Une vie avec l’art moderne :
Ce dont je me rappelle. Mon père travaillait avec Henry – ils avaient monté une affaire ensemble. Quand nous avions des vacances d’école, parfois nous accompagnions mon père au travail, et s’il avait un rendez-vous avec Henry en ville, nous allions ensemble déjeuner avec lui. Je me rappelle très distinctement l’un des bureaux d’Eastern Cold Storage – je ne sais pas lequel d’entre eux c’était. Le bureau d’Henry était une pièce sombre à panneaux. Il y avait des fenêtres mais il semblait qu’aucune lumière ne provenait des fenêtres – et toutes les aquarelles de Cézanne étaient sur les murs de son bureau. Comme pour bien des choses avec Henry, je ne sais pas s’il recherchait l’obscurité car il aimait à en être entouré ou s’il recherchait volontairement cette obscurité pour protéger les aquarelles. Il a probablement passé plus de temps dans ce bureau que dans n’importe quel autre endroit dans sa vie. C’étaient peut-être ses œuvres préférées, ou peut-être qu’il savait vraiment que cela les protégerait de la lumière, parce que jusqu’à ce jour, ce sont les aquarelles les plus vives et les plus brillantes qui existent. Elles furent conservées dans des conditions proches de celles d’un musée, qu’il ait été ou non conscient de ce qu’il faisait alors.
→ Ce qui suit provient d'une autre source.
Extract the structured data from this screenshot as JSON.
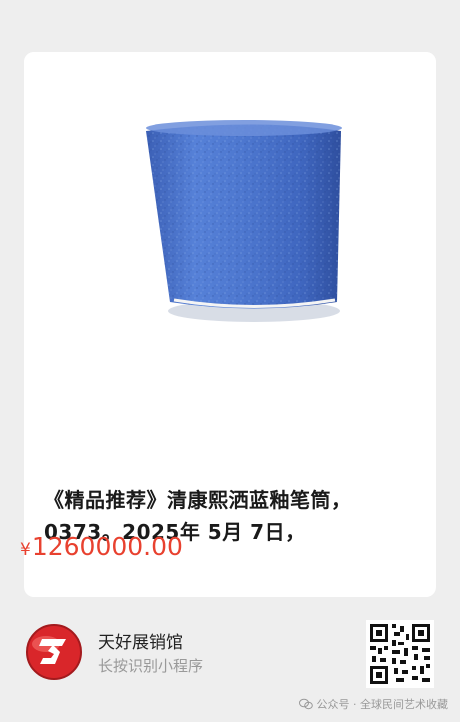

Un rapport viscéral avec l’art :
Notre rapport, par l’intermédiaire de l’art, était viscéral, pas intellectuel. A un moment, assez tôt dans ma vie, je me rappelle que je collectionnai les timbres pendant quelques années. L’un de mes timbres était un timbre français représentant Les joueurs de cartes de Cézanne. Même à l’âge de dix ou onze ans, ce timbre et cette image avaient un pouvoir iconique sur moi. Je pense que je savais alors que mon grand-père avait certains Cézanne dans sa collection. Mais c’est tout ce que je savais. Le timbre est devenu une sorte de totem pour moi. En grandissant, je devins un fumeur de pipe et un joueur de cartes moi-même. C’était une image très paisible et contemplative qui, d’une certaine façon, me procurait un plaisir que je n’aurais su expliquer. Peut-être ce que j’avais hérité d’Henry était le sens du mystère de l’art. Parfois vous n’avez pas besoin de l’expliquer ou de comprendre pourquoi il vous plait. Le timbre était pour moi l’emblème de mon rapport à l’art à travers Henry.